Memory Bandwidth: Memory bandwidth is the largest amount of data (in units of MB per second) that can be moved across the external memory interface within a second. It's calculated by multiplying the card's bus width by the speed of its memory. If it uses DDR type memory, it must be multiplied by 2 again. If DDR5, multiply by 4 instead. The better the card's memory bandwidth, the faster the card will be in general. It especially helps with AA, HDR and higher screen resolutions.

Texel Rate: Texel rate is the maximum texture map elements (texels) that are applied per second. This number is worked out by multiplying the total number of texture units by the core speed of the chip. The better the texel rate, the better the graphics card will be at handling texture filtering (anisotropic filtering - AF). It is measured in millions of texels processed in one second.

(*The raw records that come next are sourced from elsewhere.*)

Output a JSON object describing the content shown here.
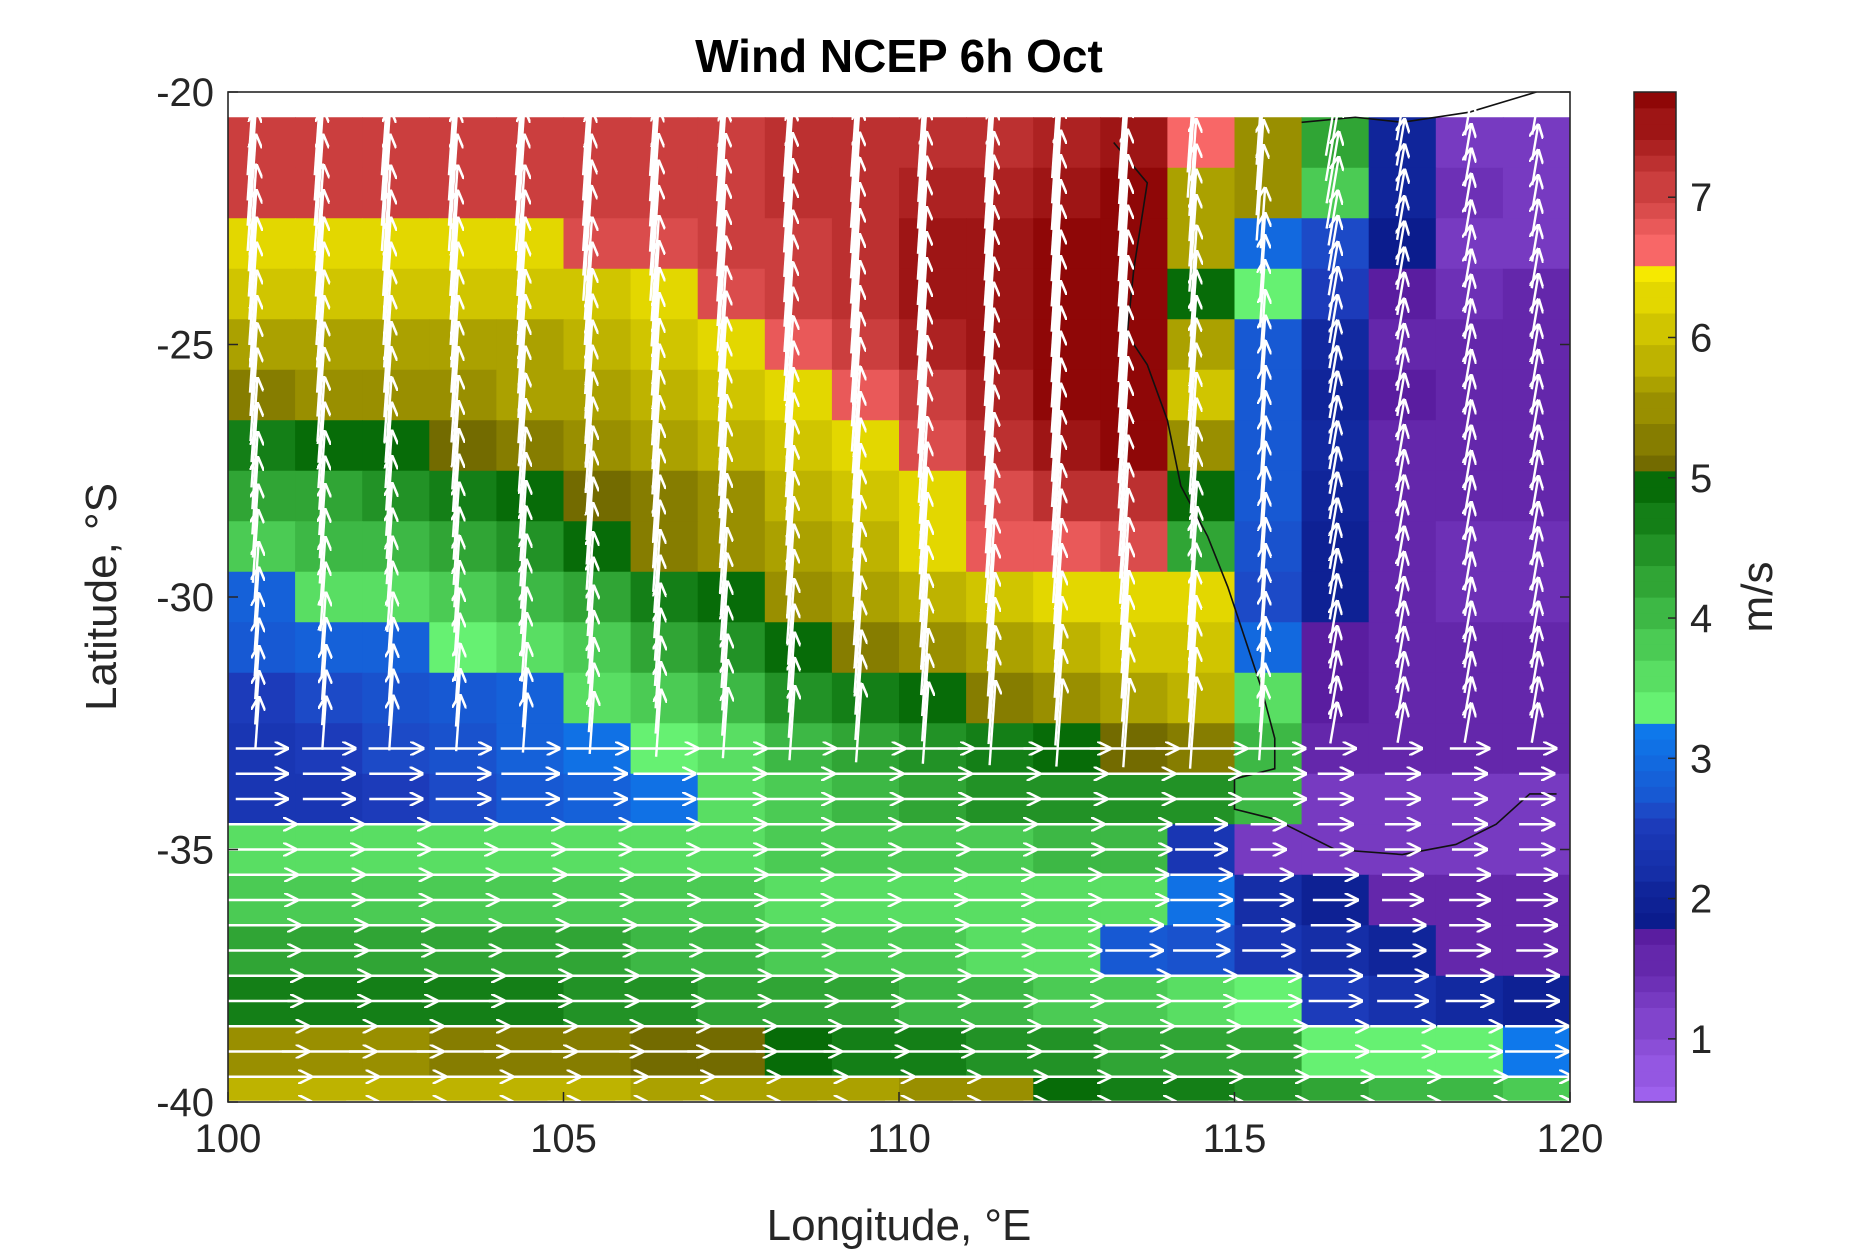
{
  "chart_data": {
    "type": "heatmap",
    "title": "Wind NCEP 6h Oct",
    "xlabel": "Longitude, °E",
    "ylabel": "Latitude, °S",
    "colorbar_label": "m/s",
    "xlim": [
      100,
      120
    ],
    "ylim": [
      -40,
      -20
    ],
    "x_ticks": [
      100,
      105,
      110,
      115,
      120
    ],
    "y_ticks": [
      -20,
      -25,
      -30,
      -35,
      -40
    ],
    "colorbar_ticks": [
      1,
      2,
      3,
      4,
      5,
      6,
      7
    ],
    "colorbar_range": [
      0.55,
      7.75
    ],
    "colorbar_segments": [
      {
        "from": 0.55,
        "to": 1.8,
        "color_low": "#a366f2",
        "color_high": "#55189a"
      },
      {
        "from": 1.8,
        "to": 2.55,
        "color_low": "#0a1a8a",
        "color_high": "#1d3dbd"
      },
      {
        "from": 2.55,
        "to": 3.3,
        "color_low": "#1d46c4",
        "color_high": "#0a84f4"
      },
      {
        "from": 3.3,
        "to": 5.0,
        "color_low": "#6dfa7a",
        "color_high": "#006200"
      },
      {
        "from": 5.0,
        "to": 6.55,
        "color_low": "#6a6200",
        "color_high": "#fff200"
      },
      {
        "from": 6.55,
        "to": 7.75,
        "color_low": "#ff6e6e",
        "color_high": "#870000"
      }
    ],
    "grid": {
      "lon_start": 100.0,
      "lon_step": 1.0,
      "lat_start": -20.5,
      "lat_step": -1.0,
      "n_cols": 20,
      "n_rows": 20
    },
    "speed_ms": [
      [
        7.0,
        7.0,
        7.0,
        7.0,
        7.0,
        7.0,
        7.1,
        7.1,
        7.2,
        7.2,
        7.2,
        7.3,
        7.4,
        7.5,
        6.6,
        5.5,
        4.2,
        2.0,
        1.3,
        1.2
      ],
      [
        7.0,
        7.0,
        7.0,
        7.0,
        7.0,
        7.0,
        7.1,
        7.1,
        7.2,
        7.3,
        7.4,
        7.4,
        7.6,
        7.7,
        5.6,
        5.5,
        3.8,
        2.0,
        1.4,
        1.2
      ],
      [
        6.3,
        6.3,
        6.2,
        6.2,
        6.2,
        6.9,
        6.9,
        7.0,
        7.1,
        7.3,
        7.5,
        7.6,
        7.7,
        7.7,
        5.6,
        3.0,
        2.6,
        1.8,
        1.2,
        1.3
      ],
      [
        6.0,
        6.0,
        6.0,
        6.0,
        6.0,
        6.0,
        6.2,
        6.9,
        7.0,
        7.2,
        7.5,
        7.6,
        7.7,
        7.7,
        4.8,
        3.5,
        2.5,
        1.7,
        1.4,
        1.5
      ],
      [
        5.6,
        5.6,
        5.6,
        5.6,
        5.7,
        5.8,
        6.0,
        6.2,
        6.8,
        7.0,
        7.4,
        7.5,
        7.7,
        7.7,
        5.6,
        2.8,
        2.1,
        1.6,
        1.5,
        1.5
      ],
      [
        5.3,
        5.4,
        5.5,
        5.5,
        5.6,
        5.7,
        5.9,
        6.1,
        6.3,
        6.8,
        7.1,
        7.4,
        7.7,
        7.7,
        6.0,
        2.8,
        2.0,
        1.7,
        1.5,
        1.5
      ],
      [
        4.7,
        4.8,
        4.8,
        5.0,
        5.3,
        5.5,
        5.7,
        5.9,
        6.1,
        6.3,
        6.9,
        7.2,
        7.5,
        7.7,
        5.4,
        2.8,
        2.1,
        1.6,
        1.5,
        1.5
      ],
      [
        4.2,
        4.3,
        4.4,
        4.6,
        4.8,
        5.0,
        5.3,
        5.5,
        5.8,
        6.1,
        6.3,
        6.9,
        7.2,
        7.3,
        4.8,
        2.8,
        2.0,
        1.6,
        1.5,
        1.5
      ],
      [
        3.9,
        4.0,
        4.1,
        4.2,
        4.4,
        4.9,
        5.2,
        5.4,
        5.7,
        5.9,
        6.3,
        6.8,
        6.8,
        6.9,
        4.3,
        2.7,
        1.9,
        1.5,
        1.4,
        1.4
      ],
      [
        2.9,
        3.6,
        3.7,
        3.8,
        4.0,
        4.3,
        4.6,
        4.9,
        5.4,
        5.6,
        5.9,
        6.1,
        6.2,
        6.3,
        6.3,
        2.6,
        1.9,
        1.5,
        1.4,
        1.4
      ],
      [
        2.8,
        2.9,
        2.9,
        3.5,
        3.6,
        3.9,
        4.2,
        4.5,
        4.8,
        5.2,
        5.5,
        5.7,
        5.9,
        6.0,
        6.0,
        3.0,
        1.7,
        1.6,
        1.6,
        1.6
      ],
      [
        2.5,
        2.6,
        2.7,
        2.8,
        2.9,
        3.6,
        3.8,
        4.1,
        4.4,
        4.7,
        4.9,
        5.3,
        5.5,
        5.7,
        5.8,
        3.6,
        1.7,
        1.6,
        1.6,
        1.6
      ],
      [
        2.4,
        2.5,
        2.6,
        2.7,
        2.9,
        3.1,
        3.5,
        3.7,
        4.0,
        4.3,
        4.5,
        4.7,
        4.9,
        5.0,
        5.2,
        4.0,
        1.6,
        1.5,
        1.5,
        1.5
      ],
      [
        2.4,
        2.4,
        2.5,
        2.6,
        2.8,
        2.9,
        3.1,
        3.6,
        3.8,
        4.0,
        4.2,
        4.4,
        4.4,
        4.5,
        4.4,
        4.1,
        1.2,
        1.2,
        1.2,
        1.2
      ],
      [
        3.6,
        3.6,
        3.6,
        3.6,
        3.6,
        3.6,
        3.7,
        3.7,
        3.8,
        3.8,
        3.9,
        3.9,
        4.0,
        4.0,
        2.4,
        1.2,
        1.2,
        1.2,
        1.2,
        1.2
      ],
      [
        3.8,
        3.8,
        3.8,
        3.8,
        3.8,
        3.8,
        3.8,
        3.8,
        3.7,
        3.7,
        3.6,
        3.6,
        3.6,
        3.6,
        3.1,
        2.2,
        1.9,
        1.6,
        1.6,
        1.6
      ],
      [
        4.2,
        4.2,
        4.2,
        4.2,
        4.2,
        4.2,
        4.1,
        4.0,
        3.9,
        3.8,
        3.8,
        3.7,
        3.6,
        2.8,
        2.7,
        2.4,
        2.2,
        2.0,
        1.6,
        1.6
      ],
      [
        4.6,
        4.6,
        4.6,
        4.6,
        4.6,
        4.5,
        4.4,
        4.3,
        4.3,
        4.2,
        4.1,
        4.0,
        3.9,
        3.8,
        3.7,
        3.4,
        2.5,
        2.3,
        2.1,
        1.9
      ],
      [
        5.4,
        5.4,
        5.4,
        5.3,
        5.3,
        5.2,
        5.1,
        5.0,
        4.8,
        4.7,
        4.6,
        4.5,
        4.4,
        4.3,
        4.2,
        4.2,
        3.4,
        3.3,
        3.3,
        3.2
      ],
      [
        5.8,
        5.8,
        5.8,
        5.8,
        5.8,
        5.8,
        5.7,
        5.6,
        5.6,
        5.6,
        5.5,
        5.4,
        4.9,
        4.7,
        4.6,
        4.4,
        4.2,
        4.1,
        4.0,
        3.8
      ]
    ],
    "vector_direction_note": "arrows point toward direction of wind flow",
    "wind_arrows_u_ms_sample_rows": {
      "north_rows_direction": "toward north-north-west",
      "south_rows_direction": "toward east"
    }
  }
}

Pixel Rate: Pixel rate is the maximum amount of pixels the video card could possibly record to the local memory per second - measured in millions of pixels per second. Pixel rate is calculated by multiplying the amount of ROPs by the clock speed of the card. ROPs (Raster Operations Pipelines - also sometimes called Render Output Units) are responsible for drawing the pixels (image) on the screen. The actual pixel fill rate is also dependant on lots of other factors, especially the memory bandwidth - the lower the bandwidth is, the lower the potential to get to the maximum fill rate.